Tuesday, January 29, 2008

Strength Training

By Courtney Westlake


Although lifting weights was long been associated with body building or bulky muscles, it has now become widely-recognized that strength training reaps numerous benefits for people of all ages and sizes.

"It's going to help with functional capacity and strength, with the aging process, with bone density - building stronger bones," said Amanda Jillson, assistant director of assistant director of fitness and instructional programs at the TRAC. "And it will help with your metabolic rate. You burn more calories (not just exercising but sitting still as well) because you have muscle in your body."

Strength training is defined as putting resistant against your muscles. Also called resistance training, strength training uses weights like dumbbells, "selectorized" machines where you select your own weight, plate-loaded machines and resistance tubing. Some group exercise classes where you are putting resistance against your muscles are also a version of strength training, Jillson said.

For those new to strength training, the TRAC now has personal trainers available to assist gym-goers with aspects of healthy living, which also includes strength training. A "Getting Started" package begins at $55, Jillson said, and a trainer can instruct you on how many repetitions and sets to do when strength training.

Another great way to become involved with strength training is through an instructional class that will be offered called Strength Training 101. The class starts Tuesday, February 5 and runs for four weeks on Tuesdays and Thursdays from 1 to 2 p.m. in the multi-purpose room and throughout the TRAC.
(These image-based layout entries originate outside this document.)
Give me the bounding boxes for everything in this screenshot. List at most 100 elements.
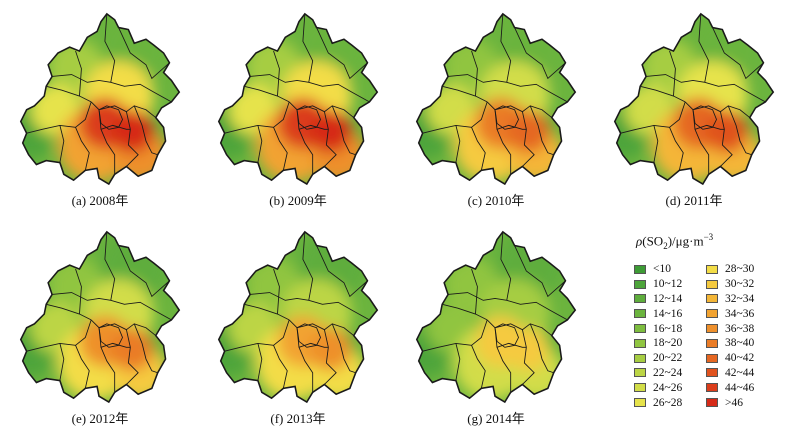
- legend-item: 30~32: [706, 277, 754, 292]
- concentration-field: [416, 231, 576, 403]
- map-2013: (f) 2013年: [208, 226, 388, 426]
- legend-label: 10~12: [653, 278, 683, 291]
- legend-swatch: [706, 368, 718, 378]
- legend-label: 40~42: [725, 352, 755, 365]
- legend-swatch: [634, 294, 646, 304]
- legend-swatch: [634, 264, 646, 274]
- legend-label: 18~20: [653, 337, 683, 350]
- legend-swatch: [634, 309, 646, 319]
- district-boundaries: [224, 231, 370, 393]
- city-outline: [217, 12, 379, 186]
- district-boundaries: [26, 231, 172, 393]
- legend-item: 22~24: [634, 366, 682, 381]
- legend-column-1: <10 10~12 12~14 14~16 16~18 18~20 20~22 22~24 24…: [634, 262, 682, 410]
- district-boundaries: [422, 13, 568, 175]
- legend-item: 18~20: [634, 336, 682, 351]
- legend-item: 26~28: [634, 395, 682, 410]
- map-2011-svg: [613, 12, 775, 186]
- legend-label: 28~30: [725, 263, 755, 276]
- legend-swatch: [634, 383, 646, 393]
- concentration-field: [218, 13, 378, 185]
- legend-swatch: [706, 309, 718, 319]
- map-2014: (g) 2014年: [406, 226, 586, 426]
- concentration-field: [416, 13, 576, 185]
- legend-item: 38~40: [706, 336, 754, 351]
- legend-item: 24~26: [634, 380, 682, 395]
- legend-item: 34~36: [706, 306, 754, 321]
- legend-swatch: [634, 398, 646, 408]
- map-2013-svg: [217, 230, 379, 404]
- map-2009: (b) 2009年: [208, 8, 388, 208]
- city-outline: [19, 230, 181, 404]
- map-2010: (c) 2010年: [406, 8, 586, 208]
- legend-item: 28~30: [706, 262, 754, 277]
- legend-label: >46: [725, 396, 743, 409]
- map-caption-2014: (g) 2014年: [467, 411, 525, 426]
- legend-item: 40~42: [706, 351, 754, 366]
- map-2008: (a) 2008年: [10, 8, 190, 208]
- legend-label: 38~40: [725, 337, 755, 350]
- legend-label: 32~34: [725, 292, 755, 305]
- legend-label: 22~24: [653, 366, 683, 379]
- legend: ρ(SO2)/μg·m−3 <10 10~12 12~14 14~16 16~18 18~…: [628, 232, 796, 437]
- legend-swatch: [706, 324, 718, 334]
- legend-item: 44~46: [706, 380, 754, 395]
- district-boundaries: [422, 231, 568, 393]
- legend-label: 36~38: [725, 322, 755, 335]
- legend-swatch: [634, 324, 646, 334]
- legend-label: 30~32: [725, 278, 755, 291]
- district-boundaries: [620, 13, 766, 175]
- legend-swatch: [706, 294, 718, 304]
- legend-swatch: [634, 368, 646, 378]
- map-2014-svg: [415, 230, 577, 404]
- legend-item: 16~18: [634, 321, 682, 336]
- legend-swatch: [706, 279, 718, 289]
- city-outline: [415, 12, 577, 186]
- map-caption-2012: (e) 2012年: [71, 411, 129, 426]
- legend-item: 20~22: [634, 351, 682, 366]
- legend-item: 14~16: [634, 306, 682, 321]
- map-caption-2010: (c) 2010年: [467, 193, 525, 208]
- legend-swatch: [634, 338, 646, 348]
- city-outline: [415, 230, 577, 404]
- legend-item: 36~38: [706, 321, 754, 336]
- legend-label: 16~18: [653, 322, 683, 335]
- map-2011: (d) 2011年: [604, 8, 784, 208]
- map-caption-2011: (d) 2011年: [665, 193, 723, 208]
- legend-swatch: [706, 353, 718, 363]
- legend-item: 32~34: [706, 292, 754, 307]
- legend-swatch: [634, 279, 646, 289]
- concentration-field: [218, 231, 378, 403]
- concentration-field: [20, 13, 180, 185]
- district-boundaries: [224, 13, 370, 175]
- map-2012: (e) 2012年: [10, 226, 190, 426]
- legend-item: <10: [634, 262, 682, 277]
- map-caption-2009: (b) 2009年: [269, 193, 327, 208]
- legend-label: 24~26: [653, 381, 683, 394]
- legend-title: ρ(SO2)/μg·m−3: [636, 232, 714, 251]
- city-outline: [217, 230, 379, 404]
- legend-column-2: 28~30 30~32 32~34 34~36 36~38 38~40 40~42 42~44…: [706, 262, 754, 410]
- legend-item: 12~14: [634, 292, 682, 307]
- map-2009-svg: [217, 12, 379, 186]
- legend-item: 42~44: [706, 366, 754, 381]
- map-2008-svg: [19, 12, 181, 186]
- legend-label: 34~36: [725, 307, 755, 320]
- legend-label: 42~44: [725, 366, 755, 379]
- legend-item: 10~12: [634, 277, 682, 292]
- legend-item: >46: [706, 395, 754, 410]
- legend-label: 20~22: [653, 352, 683, 365]
- map-2012-svg: [19, 230, 181, 404]
- legend-swatch: [706, 383, 718, 393]
- city-outline: [19, 12, 181, 186]
- map-caption-2013: (f) 2013年: [270, 411, 326, 426]
- concentration-field: [20, 231, 180, 403]
- map-2010-svg: [415, 12, 577, 186]
- legend-swatch: [706, 264, 718, 274]
- legend-swatch: [706, 398, 718, 408]
- district-boundaries: [26, 13, 172, 175]
- legend-swatch: [706, 338, 718, 348]
- legend-label: 44~46: [725, 381, 755, 394]
- concentration-field: [614, 13, 774, 185]
- legend-label: 26~28: [653, 396, 683, 409]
"They're going to learn a variety of different exercises, the principles behind strength training and why we should do it," Jillson said. "Participants will able to take some really good workouts from the class."

Working on the core muscle groups in the body can be a good way to get started, Jillson said, and then you can broaden your focus on smaller muscle groups.

"Concentrating on large muscle groups is very beneficial, which includes your quadriceps, biceps, triceps and other muscle groups people are familiar with," she said. "You'll have more improvements if you work every muscle in the body."

Thursday, January 24, 2008

New Year, New You

By Courtney Westlake

The month of January and the start of a new semester is the perfect time to revamp your approach to health and wellness. With the opening of the Recreation and Athletic Center, or TRAC, on UIS' campus last semester, students, staff and faculty now have access to a fabulous resource to kick their exercise and healthy living routines into gear.

The amenities of the TRAC are outstanding, and new features have even been added this semester, said Amanda Jillson, assistant director of fitness and instructional programs at the TRAC.

One of the first areas guests notice in the TRAC when walking in is called "Fitness Area One," Jillson said. This workout room is equipped with treadmills, ellipticals, bikes, free weights, a cable cross-over, hammer-strength equipment and much more.

"Hammer-strength equpiment is plate-loaded, so you put your own weight on there," Jillson said. "And we have one for each muscle group."

The second level of the TRAC is called the mezzanine level and contains a 3-lane track on which 12 laps equals one mile. There are also other cardiovascular machines and an "abdominal area" with exercise balls and other equipment that make up Fitness Areas Two and Three.

The TRAC offers personal training, fitness assessments and nutrition planning as well as a variety of group fitness classes - up to six per day - including Yoga, Core Crazy, 6-Pack Attack and Circuit Express.

"We've had really great success with them so far this semester, and I hope we keep having a great turnout," Jillson said. "They're free to rec center members, so you don't have to pre-register for the class you want to take. You can just drop in."

The fitness room, where most of the group fitness classes take place, is located on the main level near Fitness Area One. Two racquetball courts are down the hall from the fitness room, and they can also be converted into squash courts, Jillson said.

The performance arena at the TRAC is home to the UIS Prairie Stars basketball and volleyball teams, but at least one of the courts is always open for recreational use, Jillson said. Upon asking the front desk, the court can be converted to a volleyball court, badminton or pickle ball court.

"We have some really great things to offer here at the TRAC for recreation," Jillson said.